Lowery, who served as assistant secretary for international affairs at the US Treasury from 2005 to 2009, overseeing CFIUS, believes FIRRMA will overwhelm the workload at CFIUS and greatly slow the process.

He warned that the bill should not have the "unintended consequences of chilling investment in the US and harming our competitiveness around the world".

Scott Kupor, managing partner of California-based private venture capital firm Andreessen Horowitz, expressed that overly and broadly restricting the movement of foreign capital and investment in the name of national security will have adverse effects for US global technological leadership.
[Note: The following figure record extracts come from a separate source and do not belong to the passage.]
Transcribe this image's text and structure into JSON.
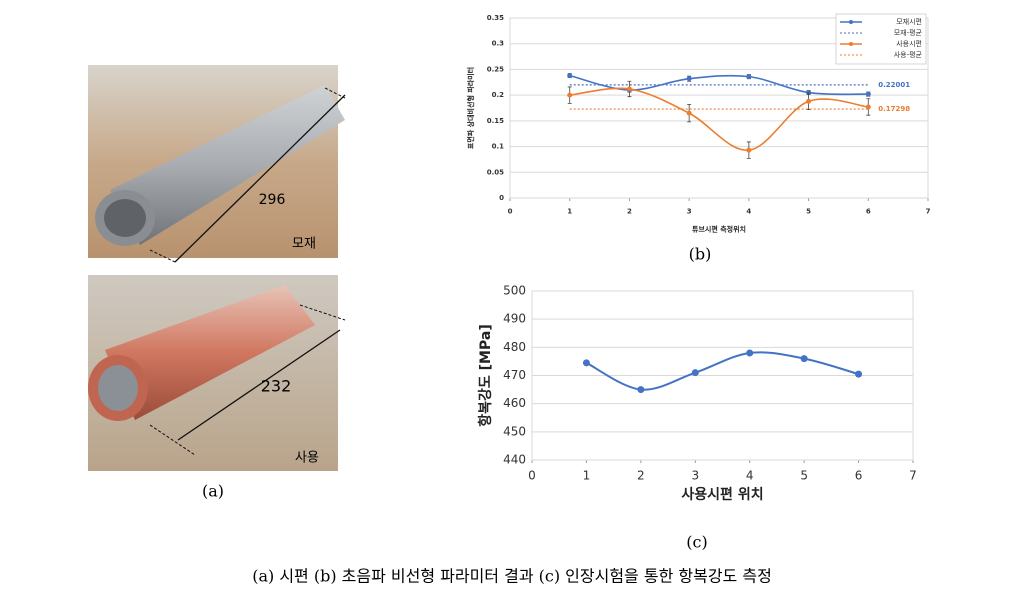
{
  "panel_a": {
    "top_length": "296",
    "top_name": "모재",
    "bottom_length": "232",
    "bottom_name": "사용",
    "caption": "(a)"
  },
  "chart_data": [
    {
      "type": "line",
      "xlabel": "튜브시편 측정위치",
      "ylabel": "표면파 상대비선형 파라미터",
      "xlim": [
        0,
        7
      ],
      "xticks": [
        0,
        1,
        2,
        3,
        4,
        5,
        6,
        7
      ],
      "ylim": [
        0,
        0.35
      ],
      "yticks": [
        0,
        0.05,
        0.1,
        0.15,
        0.2,
        0.25,
        0.3,
        0.35
      ],
      "grid": true,
      "legend": "top-right",
      "x": [
        1,
        2,
        3,
        4,
        5,
        6
      ],
      "series": [
        {
          "name": "모재시편",
          "color": "#4472c4",
          "linestyle": "solid",
          "marker": true,
          "values": [
            0.238,
            0.21,
            0.232,
            0.236,
            0.205,
            0.202
          ],
          "errors": [
            0.004,
            0.004,
            0.005,
            0.004,
            0.004,
            0.004
          ]
        },
        {
          "name": "모재-평균",
          "color": "#4472c4",
          "linestyle": "dotted",
          "marker": false,
          "values": [
            0.22001,
            0.22001,
            0.22001,
            0.22001,
            0.22001,
            0.22001
          ]
        },
        {
          "name": "사용시편",
          "color": "#ed7d31",
          "linestyle": "solid",
          "marker": true,
          "values": [
            0.2,
            0.212,
            0.165,
            0.093,
            0.188,
            0.177
          ],
          "errors": [
            0.016,
            0.015,
            0.017,
            0.016,
            0.016,
            0.016
          ]
        },
        {
          "name": "사용-평균",
          "color": "#ed7d31",
          "linestyle": "dotted",
          "marker": false,
          "values": [
            0.17298,
            0.17298,
            0.17298,
            0.17298,
            0.17298,
            0.17298
          ]
        }
      ],
      "caption": "(b)"
    },
    {
      "type": "line",
      "xlabel": "사용시편 위치",
      "ylabel": "항복강도 [MPa]",
      "xlim": [
        0,
        7
      ],
      "xticks": [
        0,
        1,
        2,
        3,
        4,
        5,
        6,
        7
      ],
      "ylim": [
        440,
        500
      ],
      "yticks": [
        440,
        450,
        460,
        470,
        480,
        490,
        500
      ],
      "grid": true,
      "x": [
        1,
        2,
        3,
        4,
        5,
        6
      ],
      "series": [
        {
          "color": "#4472c4",
          "linestyle": "solid",
          "marker": true,
          "values": [
            474.5,
            465,
            471,
            478,
            476,
            470.5
          ]
        }
      ],
      "caption": "(c)"
    }
  ],
  "figure_caption": "(a) 시편 (b) 초음파 비선형 파라미터 결과 (c) 인장시험을 통한 항복강도 측정"
}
"Restrictions on Chinese investment, for instance, disrupt not just sources of capital for American startups but their plans to expand, grow and do new things," he wrote on the firm's website on Wednesday.

Kupor, who is also chairman of the National Venture Capital Association, said that when panels like CFIUS aren't used for security but rather for nationalist protectionism under a different name, it becomes a concern for the future of US innovation.

Reid Whitten, managing partner of law firm Sheppard Mullin, criticized the US government for "frantically throwing up barriers to foreign investment, particularly from China".

He expressed that if FIRRMA and other restrictions are imposed on Chinese investment, Chinese FDI in the US may look very different.

"It may look like facing the outside of a very high wall," Whitten wrote in a recent article.

Chinese FDI in the US plunged 36 percent to $29.4 billion in 2017 from $46.2 billion in 2016 and was expected to decline further in 2018, partly due to China's control on capital outflow and partly due to the increasing US government restrictions on Chinese FDI into the US, according to a report by Rhodium Group and the National Committee on US-China Relations.